O grande problema é que, ao
desqualificar a mensagem da cruz sem separar trigo de joio, além de, em certo
sentido, repetir a atitude dos algozes de Jesus e de avalizar a injustiça
perpetrada desde o primeiro século, também tenta-se neutralizar uma das mais
poderosas armas contra a opressão, a discriminação, a violência, o desamor, que
é a prática da vida em comunidade, conforme Jesus demonstrou. É um erro
confundir os ensinos de Jesus com as práticas pós-apostólicas, a partir de Constantino,
ou com as resoluções, decretos e dogmas deliberados nos concílios, como se
estes fossem infalíveis. É um grande equívoco misturar as declarações das
Escrituras com interpretações, popularizadas por grupos ou indivíduos, que não
resistem ao menor dos princípios de hermenêutica ou de exegese.

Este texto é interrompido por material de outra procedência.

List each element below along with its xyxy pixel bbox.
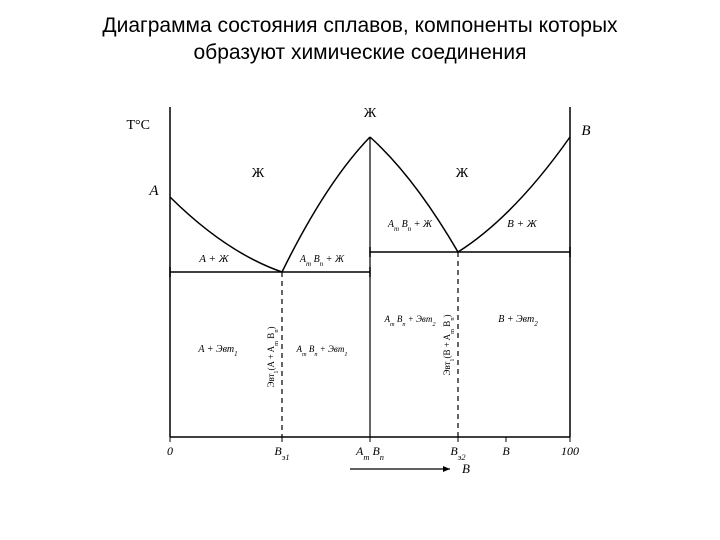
region-label: A [148,183,159,199]
region-label: Ж [252,166,265,181]
region-label: A + Эвт1 [197,344,237,358]
x-tick-label: Am Bn [355,444,384,462]
region-label: B [581,123,590,139]
region-label: Am Bn + Ж [299,254,345,268]
phase-diagram: T°C A B Ж Ж Ж A + Ж Am Bn + Ж Am Bn + Ж B + Ж A + … [0,77,720,487]
vertical-label: Эвт1(B + Am Bn) [442,314,456,375]
region-label: Ж [456,166,469,181]
y-axis-label: T°C [127,118,151,133]
x-tick-label: Bэ1 [274,444,289,462]
region-label: Ж [364,106,377,121]
region-label: Am Bn + Эвт1 [296,344,348,358]
region-label: B + Ж [507,218,538,230]
diagram-svg: T°C A B Ж Ж Ж A + Ж Am Bn + Ж Am Bn + Ж B + Ж A + … [110,77,610,487]
region-label: B + Эвт2 [498,314,538,328]
x-tick-label: Bэ2 [450,444,465,462]
x-tick-label: 100 [561,444,579,458]
vertical-label: Эвт1(A + Am Bn) [266,326,280,387]
region-label: Am Bn + Ж [387,219,433,233]
title-line-2: образуют химические соединения [193,41,526,64]
region-label: Am Bn + Эвт2 [384,314,437,328]
region-label: A + Ж [198,253,229,265]
x-tick-label: 0 [167,444,173,458]
x-tick-label: B [502,444,510,458]
title-line-1: Диаграмма состояния сплавов, компоненты … [102,14,617,37]
x-axis-arrow-label: B [462,461,470,476]
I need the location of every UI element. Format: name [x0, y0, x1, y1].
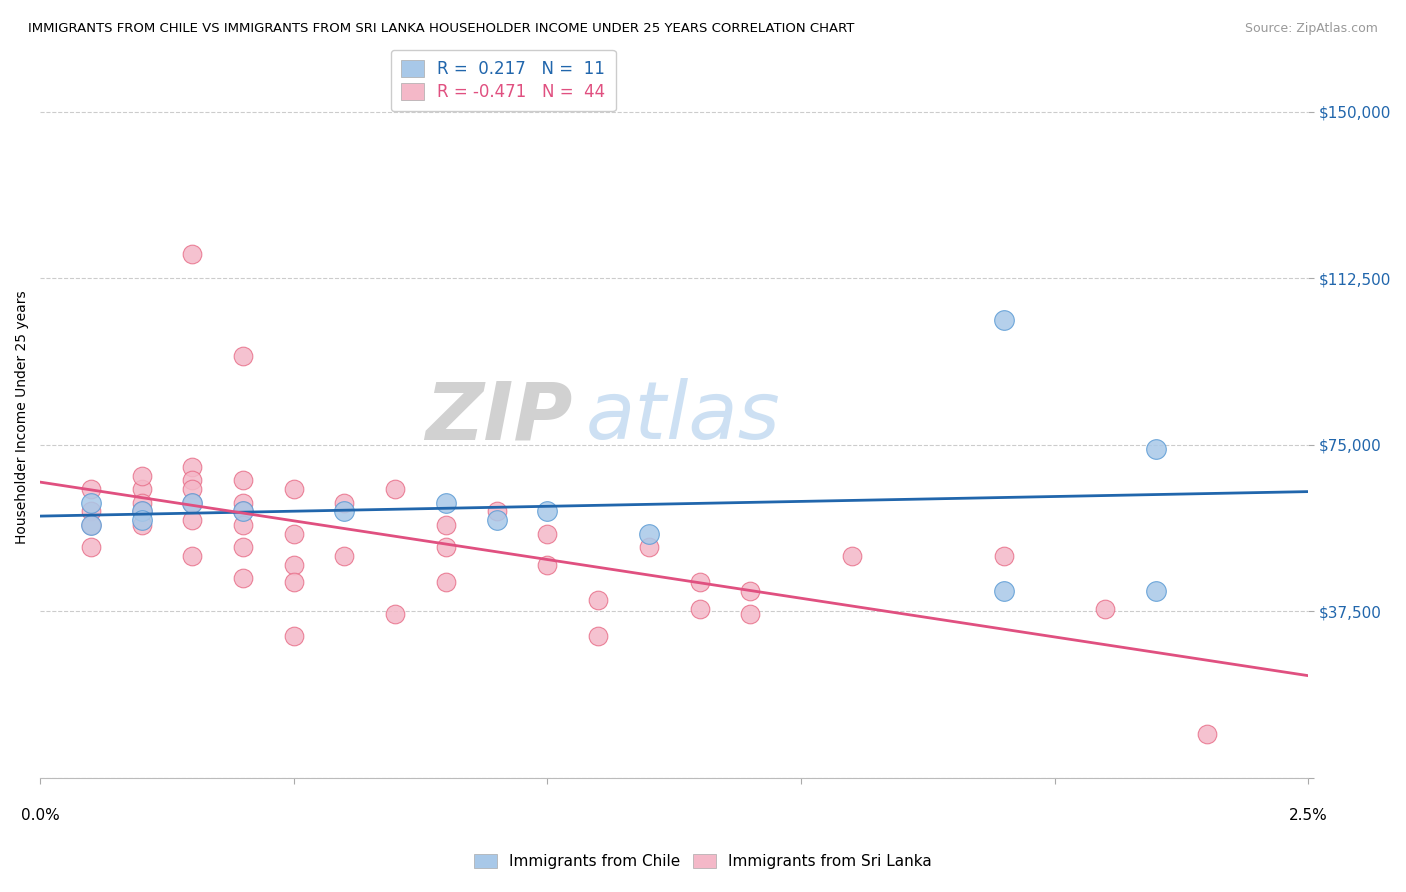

Chega a ser irresponsável
reduzir o cristianismo aos grupos criados com base e em torno da personalidade
de seus líderes, diante da enorme diversidade de expressões da fé em Cristo.
O grande desafio que me
imponho nestes tempos tão difíceis é o de reafirmar a minha fé em Jesus Cristo
como o Deus-homem, e por isso, divino e humano, que interferiu na História para
transformá-la em todas as suas dimensões e o de vivenciar esta fé de maneira
compromissada com os homens, mulheres, jovens e crianças do meu tempo,
procurando lutar pelo atendimento de suas necessidades espirituais, físicas e
sociais, a partir dos contextos humanos em que estou inserido. Faço esta
afirmação como quem compreende que somente com o envolvimento com as demandas por
justiça social do meu tempo é possível me aproximar do cumprimento da amorosa vontade
de Deus. Defendo que o contrário disso é ser conivente, cúmplice e avalista de
tudo que condenamos em nossos discursos. Não é uma tarefa fácil, mas não há
como proclamar a mensagem verdadeira da morte e ressurreição de Jesus, sem
trabalhar, ainda que infimamente, pela justiça social que, entre outras coisas,
não admite o extermínio da nossa juventude.
Leia na Bíblia: Mateus 27; Lucas
23.34; João 8.1-11; João 10.10; II Coríntios 5.17-21; Gálatas 3.13; Gálatas
6.9-10; I João 1.7; Tiago 4.17; Mateus 25.31-46.